Data Leak Prevention
The more data you put in one place, the more security controls you need to protect it. Data protection requires cognizance and collaboration from many areas in an enterprise. Data leaks can be caused by insiders with access to data, or by the lack of data security controls. Security tools can prevent data leakage in certain ways, but they do not guarantee data protection. Common security control techniques can include starting out with a preventive approach, with deploying access lock-down control and active monitoring systems that alert you on data egress or alteration although you do not want to produce in for normal usage too many false negatives on a daily basis.

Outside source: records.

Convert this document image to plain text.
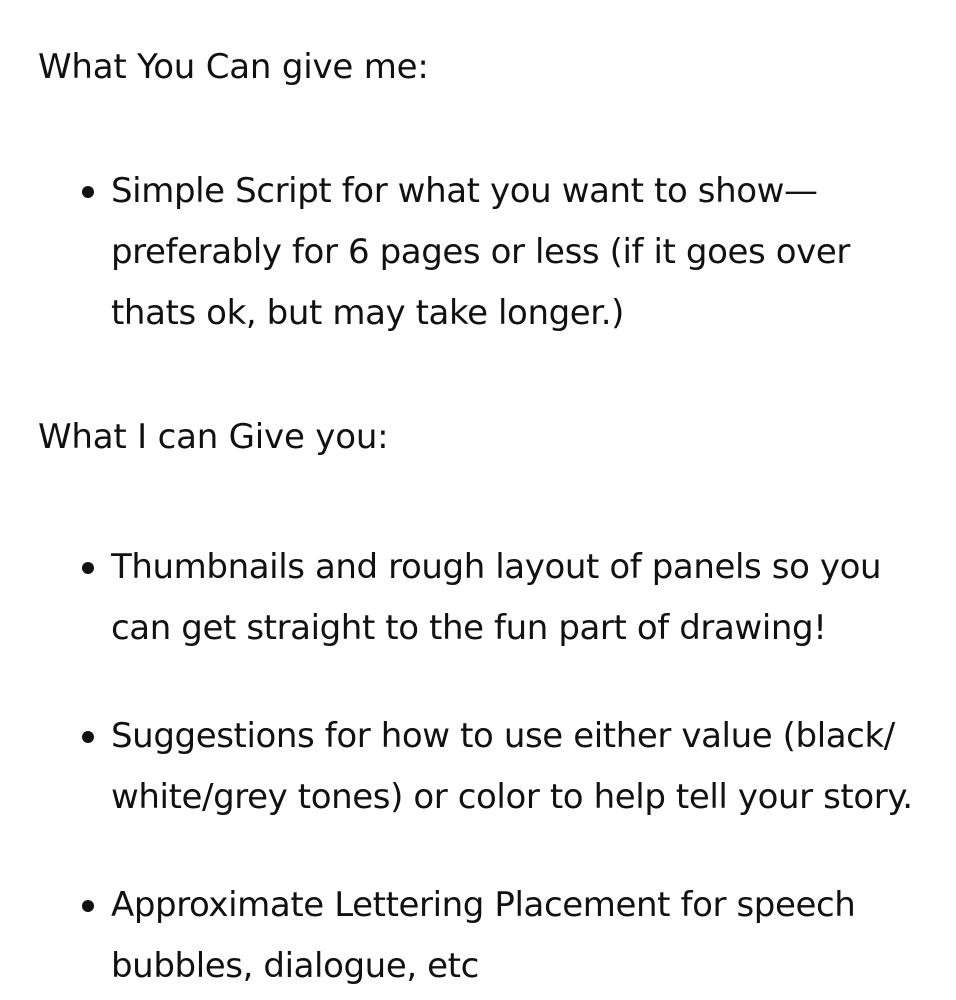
What You Can give me:
Simple Script for what you want to show— preferably for 6 pages or less (if it goes over thats ok, but may take longer.)
What I can Give you:
Thumbnails and rough layout of panels so you can get straight to the fun part of drawing!
Suggestions for how to use either value (black/ white/grey tones) or color to help tell your story.
Approximate Lettering Placement for speech bubbles, dialogue, etc
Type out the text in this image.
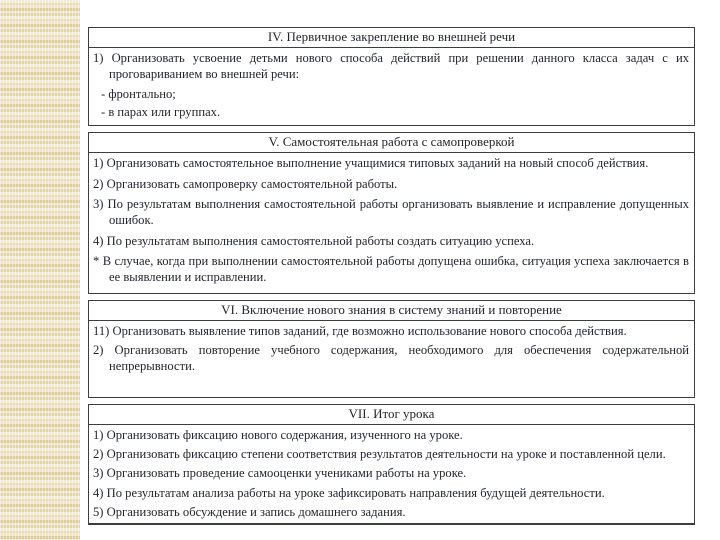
IV. Первичное закрепление во внешней речи

1) Организовать усвоение детьми нового способа действий при решении данного класса задач с их проговариванием во внешней речи:

- фронтально;

- в парах или группах.

V. Самостоятельная работа с самопроверкой

1) Организовать самостоятельное выполнение учащимися типовых заданий на новый способ действия.

2) Организовать самопроверку самостоятельной работы.

3) По результатам выполнения самостоятельной работы организовать выявление и исправление допущенных ошибок.

4) По результатам выполнения самостоятельной работы создать ситуацию успеха.

* В случае, когда при выполнении самостоятельной работы допущена ошибка, ситуация успеха заключается в ее выявлении и исправлении.

VI. Включение нового знания в систему знаний и повторение

11) Организовать выявление типов заданий, где возможно использование нового способа действия.

2) Организовать повторение учебного содержания, необходимого для обеспечения содержательной непрерывности.

VII. Итог урока

1) Организовать фиксацию нового содержания, изученного на уроке.

2) Организовать фиксацию степени соответствия результатов деятельности на уроке и поставленной цели.

3) Организовать проведение самооценки учениками работы на уроке.

4) По результатам анализа работы на уроке зафиксировать направления будущей деятельности.

5) Организовать обсуждение и запись домашнего задания.
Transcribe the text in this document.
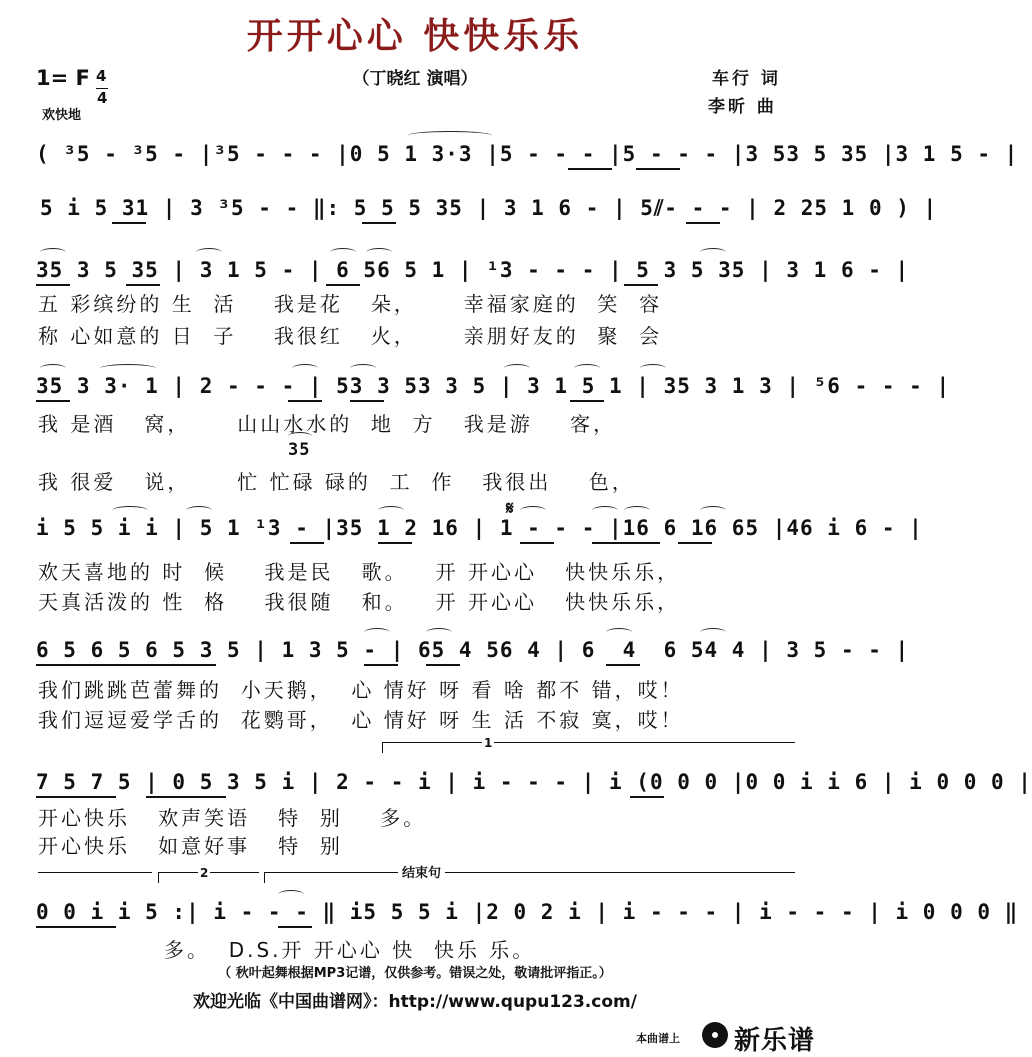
开开心心 快快乐乐
（丁晓红 演唱）
1= F 4
4
欢快地
车行 词
李昕 曲
( ³5 - ³5 - |³5 - - - |0 5 1 3·3 |5 - - - |5 - - - |3 53 5 35 |3 1 5 - |
5 i 5 31 | 3 ³5 - - ‖: 5 5 5 35 | 3 1 6 - | 5⫽- - - | 2 25 1 0 ) |
35 3 5 35 | 3 1 5 - | 6 56 5 1 | ¹3 - - - | 5 3 5 35 | 3 1 6 - |
五 彩缤纷的 生  活    我是花   朵，     幸福家庭的  笑  容
称 心如意的 日  子    我很红   火，     亲朋好友的  聚  会
35 3 3· 1 | 2 - - - | 53 3 53 3 5 | 3 1 5 1 | 35 3 1 3 | ⁵6 - - - |
我 是酒   窝，     山山水水的  地  方   我是游    客，
35
我 很爱   说，     忙 忙碌 碌的  工  作   我很出    色，
𝄋
i 5 5 i i | 5 1 ¹3 - |35 1 2 16 | 1 - - - |16 6 16 65 |46 i 6 - |
欢天喜地的 时  候    我是民   歌。   开 开心心   快快乐乐，
天真活泼的 性  格    我很随   和。   开 开心心   快快乐乐，
6 5 6 5 6 5 3 5 | 1 3 5 - | 65 4 56 4 | 6  4  6 54 4 | 3 5 - - |
我们跳跳芭蕾舞的  小天鹅，  心 情好 呀 看 啥 都不 错，哎！
我们逗逗爱学舌的  花鹦哥，  心 情好 呀 生 活 不寂 寞，哎！
1
7 5 7 5 | 0 5 3 5 i | 2 - - i | i - - - | i (0 0 0 |0 0 i i 6 | i 0 0 0 |
开心快乐   欢声笑语   特  别    多。
开心快乐   如意好事   特  别
2	结束句
0 0 i i 5 :| i - - - ‖ i5 5 5 i |2 0 2 i | i - - - | i - - - | i 0 0 0 ‖
多。  D.S.开 开心心 快  快乐 乐。
（ 秋叶起舞根据MP3记谱，仅供参考。错误之处，敬请批评指正。）
欢迎光临《中国曲谱网》：http://www.qupu123.com/
本曲谱上 新乐谱
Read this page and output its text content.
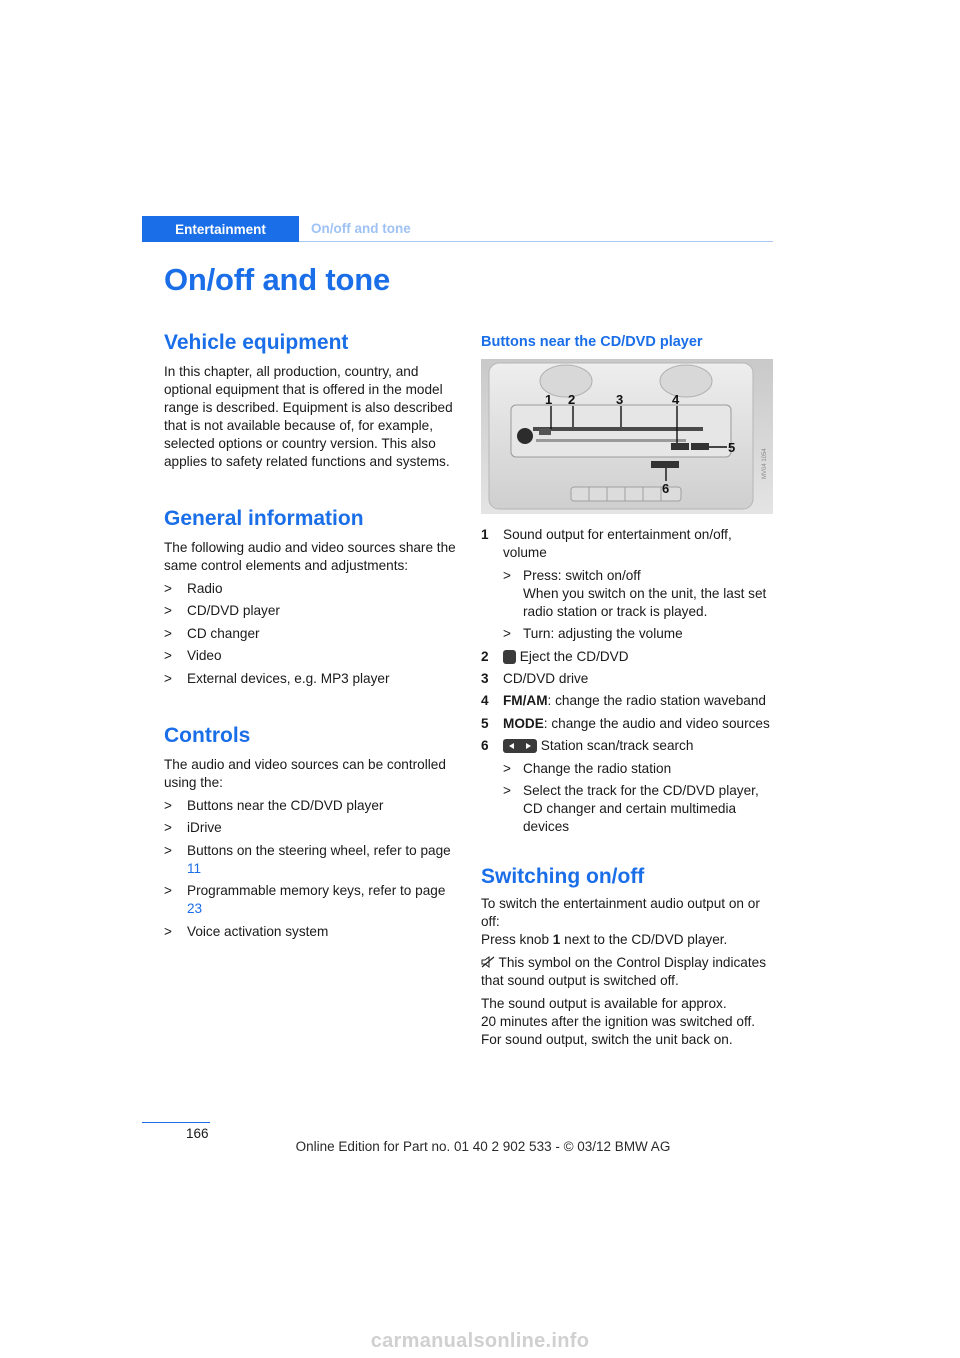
Entertainment	On/off and tone
On/off and tone
Vehicle equipment

In this chapter, all production, country, and optional equipment that is offered in the model range is described. Equipment is also described that is not available because of, for example, selected options or country version. This also applies to safety related functions and systems.

General information

The following audio and video sources share the same control elements and adjustments:

> Radio
> CD/DVD player
> CD changer
> Video
> External devices, e.g. MP3 player
Controls

The audio and video sources can be controlled using the:

> Buttons near the CD/DVD player
> iDrive
> Buttons on the steering wheel, refer to page 11
> Programmable memory keys, refer to page 23
> Voice activation system
Buttons near the CD/DVD player
1 2	3	4
5
6
MV04 1054
1 Sound output for entertainment on/off, volume
> Press: switch on/off
When you switch on the unit, the last set radio station or track is played.
> Turn: adjusting the volume
2 Eject the CD/DVD
3 CD/DVD drive
4 FM/AM: change the radio station waveband
5 MODE: change the audio and video sources
6	Station scan/track search
> Change the radio station
> Select the track for the CD/DVD player, CD changer and certain multimedia devices
Switching on/off

To switch the entertainment audio output on or off:
Press knob 1 next to the CD/DVD player.

This symbol on the Control Display indicates that sound output is switched off.

The sound output is available for approx.
20 minutes after the ignition was switched off.
For sound output, switch the unit back on.

166
Online Edition for Part no. 01 40 2 902 533 - © 03/12 BMW AG
carmanualsonline.info
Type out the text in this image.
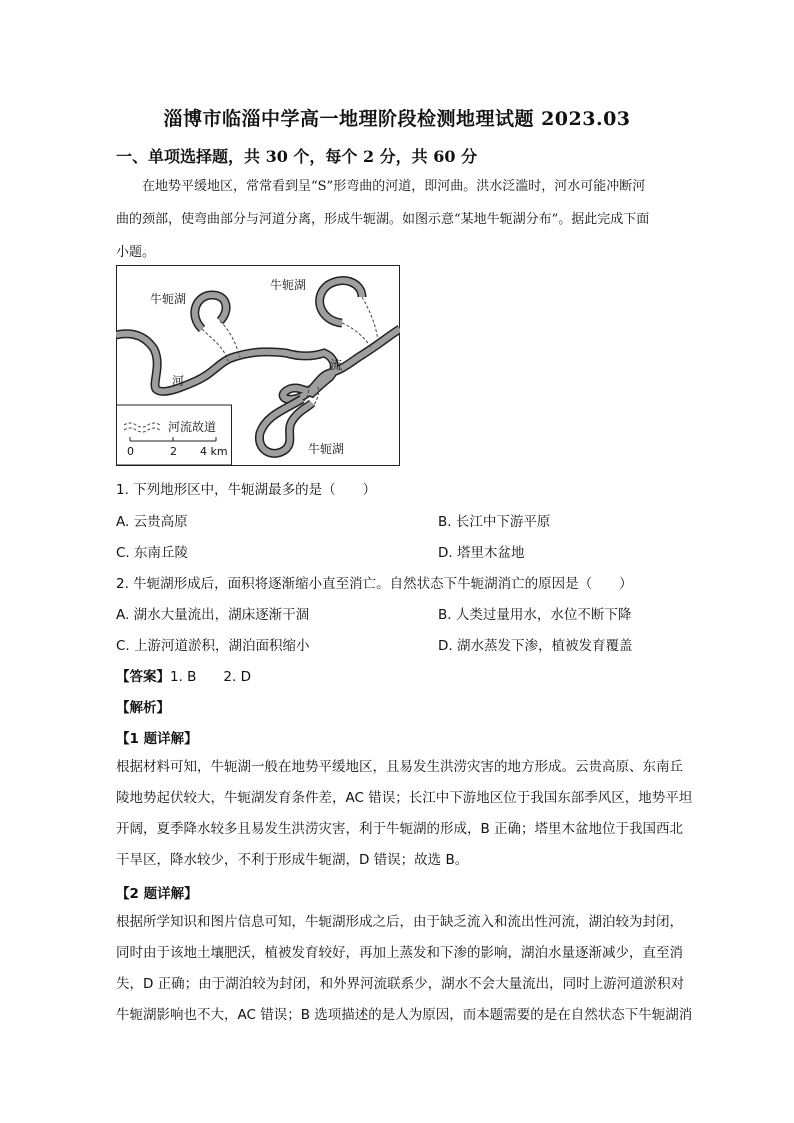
淄博市临淄中学高一地理阶段检测地理试题 2023.03
一、单项选择题，共 30 个，每个 2 分，共 60 分
在地势平缓地区，常常看到呈“S”形弯曲的河道，即河曲。洪水泛滥时，河水可能冲断河
曲的颈部，使弯曲部分与河道分离，形成牛轭湖。如图示意“某地牛轭湖分布”。据此完成下面
小题。
牛轭湖
牛轭湖
牛轭湖
河
流
河流故道
0	2 4 km
1. 下列地形区中，牛轭湖最多的是（　　）
A. 云贵高原	B. 长江中下游平原
C. 东南丘陵	D. 塔里木盆地
2. 牛轭湖形成后，面积将逐渐缩小直至消亡。自然状态下牛轭湖消亡的原因是（　　）
A. 湖水大量流出，湖床逐渐干涸	B. 人类过量用水，水位不断下降
C. 上游河道淤积，湖泊面积缩小	D. 湖水蒸发下渗，植被发育覆盖
【答案】1. B　　2. D
【解析】
【1 题详解】
根据材料可知，牛轭湖一般在地势平缓地区，且易发生洪涝灾害的地方形成。云贵高原、东南丘
陵地势起伏较大，牛轭湖发育条件差，AC 错误；长江中下游地区位于我国东部季风区，地势平坦
开阔，夏季降水较多且易发生洪涝灾害，利于牛轭湖的形成，B 正确；塔里木盆地位于我国西北
干旱区，降水较少，不利于形成牛轭湖，D 错误；故选 B。
【2 题详解】
根据所学知识和图片信息可知，牛轭湖形成之后，由于缺乏流入和流出性河流，湖泊较为封闭，
同时由于该地土壤肥沃，植被发育较好，再加上蒸发和下渗的影响，湖泊水量逐渐减少，直至消
失，D 正确；由于湖泊较为封闭，和外界河流联系少，湖水不会大量流出，同时上游河道淤积对
牛轭湖影响也不大，AC 错误；B 选项描述的是人为原因，而本题需要的是在自然状态下牛轭湖消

Data Governance and Compliance
Because data tends to move across borders, you need to define and understand your data sovereignty so your data lake will have the protections mandated by local laws. You also have to understand and identify the compliance requirements for your data, e.g., PII data needs to be protected with PCI DSS standards, and PHI data has to be in compliance with HIPAA legislation. The importance of data compliance is not limited to regulated industries. It is crucial to have a proper enterprise data classification standard to help any company operate securely and efficiently on-premises or in the cloud with proper system design and deployment. The footprint of a system deployment depends largely on the data classification requirements. For example, a system with critical data rating will require redundant deployment of resources, with active data backup and restore capabilities, which will require a higher budget. A non-critical system can bypass many of the redundant deployments, which can save a substantial sum of money.
On the governance side, data lakes introduce new challenges to your data governance team. Some of the key steps you need to take starting out include education and awareness training about the data lake for that data governance team.
Conclusion
Throughout the world, companies are leveraging data more strategically to move their businesses forward. Data lakes have emerged as important tools for storing increasingly large volumes of information. Companies that do a good job of securing their data lakes – following enterprise security requirements, and leveraging independent security assessments – can position themselves to take full advantage of those data related projects that are critical to their future.